Abstract

This report outlines the morphologic classification of acute myeloid (AML: French-American-British FAB classification: M1) and lymphoid (ALL) leukemia by automatic image analysis and the correlation to immunologic and cytochemical classification. The investigation was carried out on Romanowsky-Giemsa stained bone marrow (n = 15) and blood smears (n = 10) from 25 patients with primary acute leukemia. The cases had been classified as of myeloid or lymphoid origin by three hematologic centers using immunochemistry or cytochemistry, but the specimens were submitted to the authors' laboratory without the diagnosis. The nuclear and cytoplasmic pattern of the blast cells were analyzed by a high resolution image analysis system and the measured and calculated cell features were sorted by means of a classifier program (CART). The image analysis classification was then compared with the immunophenotypical and cytochemical classification. Blood blast cells showed nuclear features that were significantly correlated to a myeloid or lymphoid immunophenotype. In contrast, bone marrow blast cells displayed overlapping and therefore nondiscriminating nuclear features. However, by generating a learning data set using the immunophenotypes the classifier program found specific cytoplasmic features that eventually permitted a differentiation into myeloid or lymphoid subtypes.

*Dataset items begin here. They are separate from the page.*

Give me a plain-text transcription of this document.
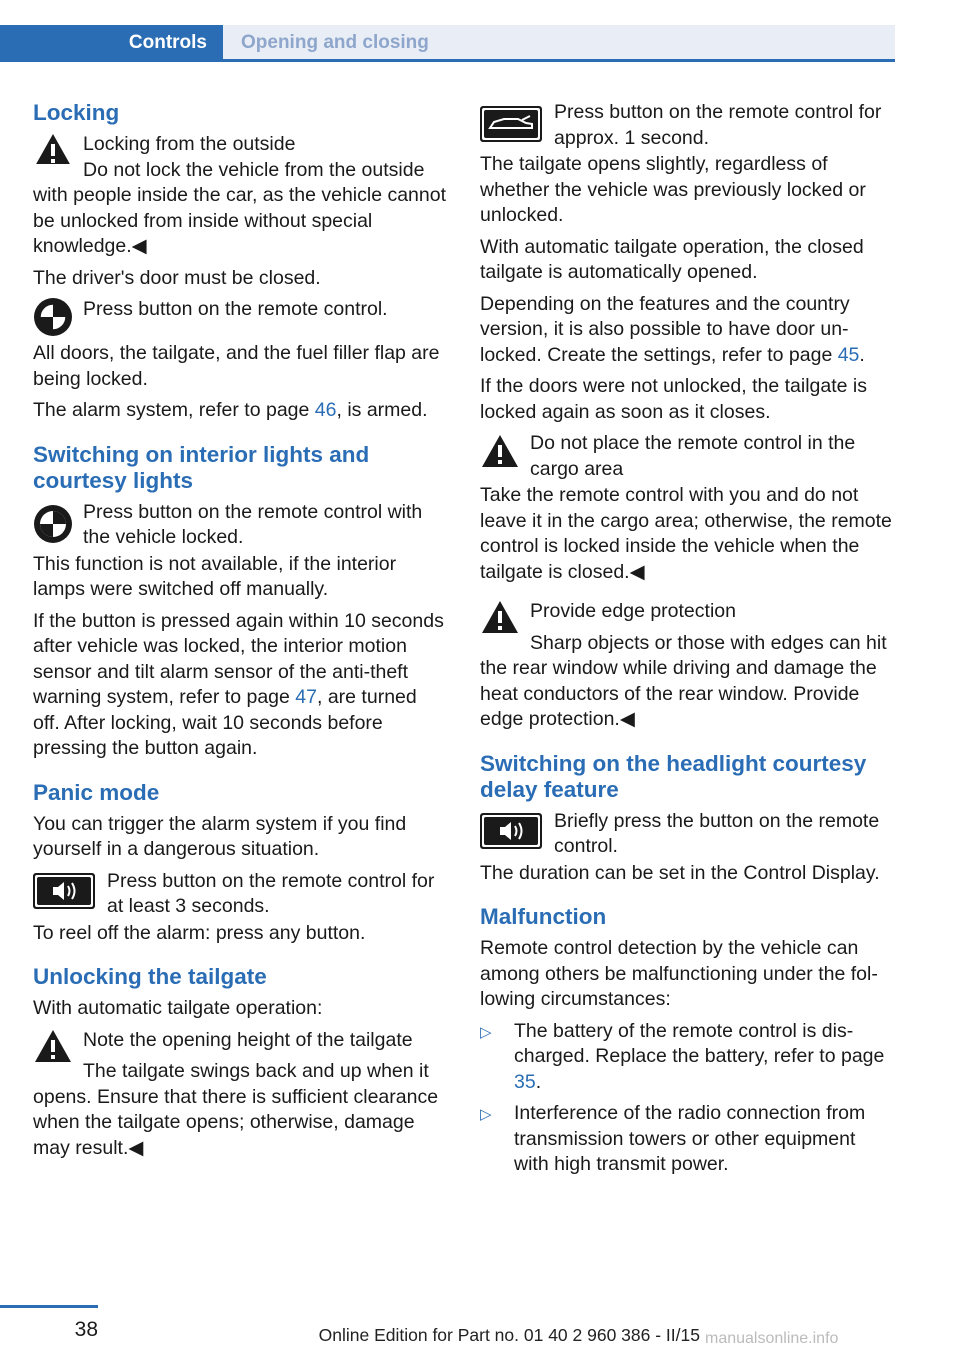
Controls	Opening and closing
Locking

Locking from the outside

Do not lock the vehicle from the outside with people inside the car, as the vehicle cannot be unlocked from inside without special knowledge.◀

The driver's door must be closed.

Press button on the remote control.

All doors, the tailgate, and the fuel filler flap are being locked.

The alarm system, refer to page 46, is armed.

Switching on interior lights and courtesy lights

Press button on the remote control with the vehicle locked.

This function is not available, if the interior lamps were switched off manually.

If the button is pressed again within 10 seconds after vehicle was locked, the interior motion sensor and tilt alarm sensor of the anti-theft warning system, refer to page 47, are turned off. After locking, wait 10 seconds before pressing the button again.

Panic mode

You can trigger the alarm system if you find yourself in a dangerous situation.

Press button on the remote control for at least 3 seconds.

To reel off the alarm: press any button.

Unlocking the tailgate

With automatic tailgate operation:

Note the opening height of the tailgate

The tailgate swings back and up when it opens. Ensure that there is sufficient clearance when the tailgate opens; otherwise, damage may result.◀

Press button on the remote control for approx. 1 second.

The tailgate opens slightly, regardless of whether the vehicle was previously locked or unlocked.

With automatic tailgate operation, the closed tailgate is automatically opened.

Depending on the features and the country version, it is also possible to have door unlocked. Create the settings, refer to page 45.

If the doors were not unlocked, the tailgate is locked again as soon as it closes.

Do not place the remote control in the cargo area

Take the remote control with you and do not leave it in the cargo area; otherwise, the remote control is locked inside the vehicle when the tailgate is closed.◀

Provide edge protection

Sharp objects or those with edges can hit the rear window while driving and damage the heat conductors of the rear window. Provide edge protection.◀

Switching on the headlight courtesy delay feature

Briefly press the button on the remote control.

The duration can be set in the Control Display.

Malfunction

Remote control detection by the vehicle can among others be malfunctioning under the following circumstances:

▷ The battery of the remote control is discharged. Replace the battery, refer to page 35.
▷ Interference of the radio connection from transmission towers or other equipment with high transmit power.
38	Online Edition for Part no. 01 40 2 960 386 - II/15 manualsonline.info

In summary, the authors suggest that high resolution image analysis of leukemic blast cells detect nuclear and cytoplasmic features that are associated with the immunophenotype and therefore with the lineage determination of the cell. With this new objective and reproducible approach of morphologic cell analysis, it might not only be possible to classify blast cells with minimal cellular differentiation, but furthermore to discover prognostic features because the remarkable difference in classification quality between blood and bone marrow blast cells reported in this study, might be of biologic relevance and requires further investigation.